CMS finalized a nearly 27% work RVU cut to LAAO code 33340, from 14.00 to 10.25, based on RUC survey data that cardiology societies call flawed. The American College of Cardiology, Heart Rhythm Society, and Society for Cardiovascular Angiography and Interventions are resurveying the code for a future RUC cycle.
LAAO is the warning shot for every high-value procedural code cardiology bills. The survey instrument CMS relied on produced a value that three major societies immediately disputed as methodologically unsound, yet CMS finalized it anyway. That sets precedent: RUC survey data can swing a code’s valuation by more than a quarter overnight, and disputing it after finalization means waiting for the next survey cycle while billing at the reduced rate. Any practice with concentrated volume in a handful of high-RVU procedures should model what a similar swing would do to their payer mix, because LAAO won’t be the last code this happens to.

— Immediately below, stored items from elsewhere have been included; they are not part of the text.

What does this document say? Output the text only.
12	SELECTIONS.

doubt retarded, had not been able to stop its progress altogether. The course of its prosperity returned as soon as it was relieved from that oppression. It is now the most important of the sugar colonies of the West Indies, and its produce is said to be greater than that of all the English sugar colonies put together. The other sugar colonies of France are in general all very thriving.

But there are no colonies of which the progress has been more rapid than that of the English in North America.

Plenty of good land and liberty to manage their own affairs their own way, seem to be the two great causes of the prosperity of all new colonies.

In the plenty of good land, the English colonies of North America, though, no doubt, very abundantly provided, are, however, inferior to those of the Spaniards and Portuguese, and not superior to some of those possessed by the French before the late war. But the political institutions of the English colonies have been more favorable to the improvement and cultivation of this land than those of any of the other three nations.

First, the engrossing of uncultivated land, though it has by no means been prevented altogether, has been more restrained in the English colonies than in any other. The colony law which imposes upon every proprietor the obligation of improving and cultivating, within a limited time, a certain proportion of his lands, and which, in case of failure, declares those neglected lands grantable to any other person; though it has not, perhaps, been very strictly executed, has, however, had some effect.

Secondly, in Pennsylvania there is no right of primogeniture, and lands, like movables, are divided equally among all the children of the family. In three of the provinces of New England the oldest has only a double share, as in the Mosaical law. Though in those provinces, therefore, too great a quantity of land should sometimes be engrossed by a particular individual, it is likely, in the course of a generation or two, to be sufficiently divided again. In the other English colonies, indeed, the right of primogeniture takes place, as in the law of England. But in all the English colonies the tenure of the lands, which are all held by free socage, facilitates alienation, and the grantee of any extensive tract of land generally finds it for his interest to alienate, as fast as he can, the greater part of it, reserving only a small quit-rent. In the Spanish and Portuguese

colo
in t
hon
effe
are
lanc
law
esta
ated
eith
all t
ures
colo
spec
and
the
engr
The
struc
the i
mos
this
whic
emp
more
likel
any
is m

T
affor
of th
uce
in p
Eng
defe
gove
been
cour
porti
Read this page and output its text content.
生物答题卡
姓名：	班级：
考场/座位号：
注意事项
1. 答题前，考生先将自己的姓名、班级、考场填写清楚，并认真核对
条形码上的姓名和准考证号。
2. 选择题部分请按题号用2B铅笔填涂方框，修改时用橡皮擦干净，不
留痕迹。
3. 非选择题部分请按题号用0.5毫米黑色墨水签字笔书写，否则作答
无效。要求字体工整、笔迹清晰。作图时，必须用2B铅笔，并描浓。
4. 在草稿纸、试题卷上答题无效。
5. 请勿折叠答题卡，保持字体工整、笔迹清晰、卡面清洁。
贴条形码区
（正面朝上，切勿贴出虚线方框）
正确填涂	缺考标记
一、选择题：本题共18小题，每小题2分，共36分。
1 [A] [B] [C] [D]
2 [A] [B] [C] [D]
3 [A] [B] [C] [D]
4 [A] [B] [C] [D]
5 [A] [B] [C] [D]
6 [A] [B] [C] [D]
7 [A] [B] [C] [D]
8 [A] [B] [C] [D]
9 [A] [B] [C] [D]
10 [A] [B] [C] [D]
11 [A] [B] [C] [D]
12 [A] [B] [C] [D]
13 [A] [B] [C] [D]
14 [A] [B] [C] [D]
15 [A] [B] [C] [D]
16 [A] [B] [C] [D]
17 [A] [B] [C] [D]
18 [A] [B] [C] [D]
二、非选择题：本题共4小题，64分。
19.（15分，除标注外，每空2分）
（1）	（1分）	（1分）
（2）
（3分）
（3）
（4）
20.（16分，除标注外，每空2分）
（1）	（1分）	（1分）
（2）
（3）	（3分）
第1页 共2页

What compliance and revenue-integrity risks does this rule create?
The PE cut pushes practices toward two risk vectors: aggressive recoding to recover lost revenue, and underinvestment in denial management as margins tighten. Both raise False Claims Act exposure. OIG and Recovery Audit Contractors typically increase scrutiny on specialties absorbing sudden reimbursement shifts, since utilization anomalies become easier to flag.
This is the part competitor content skips entirely. When facility revenue drops 7%, someone in the practice will suggest recapturing margin through documentation changes, add-on codes, or shifting site-of-service designation on borderline cases. That instinct, even when well-intentioned, is exactly what triggers a RAC audit or a False Claims Act inquiry. Compliance officers should treat 2026 as a year to tighten documentation standards, not loosen them. Denial rates typically spike 90 to 120 days after a major PE change, as claims systems catch up to new code valuations and clearinghouses adjust edits. Build that lag into cash flow projections now, not after the first denial batch arrives.
There’s a second-order risk here too. CMS is layering the mandatory Ambulatory Specialty Model on top of this PE change starting in 2027, targeting cardiologists who manage heart failure patients under two-sided financial risk. Practices that respond to the 2026 PE cut by shifting site-of-service designations to protect margin will walk into ASM enrollment with a coding history that doesn’t hold up under audit. Compliance officers should treat this as one continuous regulatory arc, not two unrelated rules landing in consecutive years.
How should RCM teams prepare before January 1?
Run a site-of-service revenue model using 2025 claims data mapped against the new facility PE allocation. Flag every code with a facility-versus-office rate gap above 5%. Update charge master and coding software before the effective date, and brief compliance staff on why documentation rigor matters more, not less, when reimbursement pressure rises.
Practice managers who wait for the first quarter’s remittance advice to discover their real exposure will already be behind. The CMS fact sheet gives you the efficiency adjustment methodology in enough detail to model your own service mix against it. The full regulatory text, including the site-of-service PE allocation formula, sits in the Federal Register final rule. Pair that with a cardiology-specific breakdown, since general PFS commentary won’t capture procedure-level exposure the way a specialty society analysis will.
Two other pieces belong in your 2026 planning stack. If your patients face higher cost-sharing as facility payments shift, review how patient balance collection strategy needs to adapt to underpayment risk. And if your coding team is already stretched thin, look at how AI-augmented CPT coding workflows can absorb the added denial-prevention burden without adding headcount.
CMS-1832-F rewards practices that model their true site-of-service exposure and penalizes those that rely on the topline 1% figure. The rule isn’t a one-time adjustment. It’s a structural bet on where American cardiology gets practiced, and the billing office that plans for it now protects margin the office that waits will lose.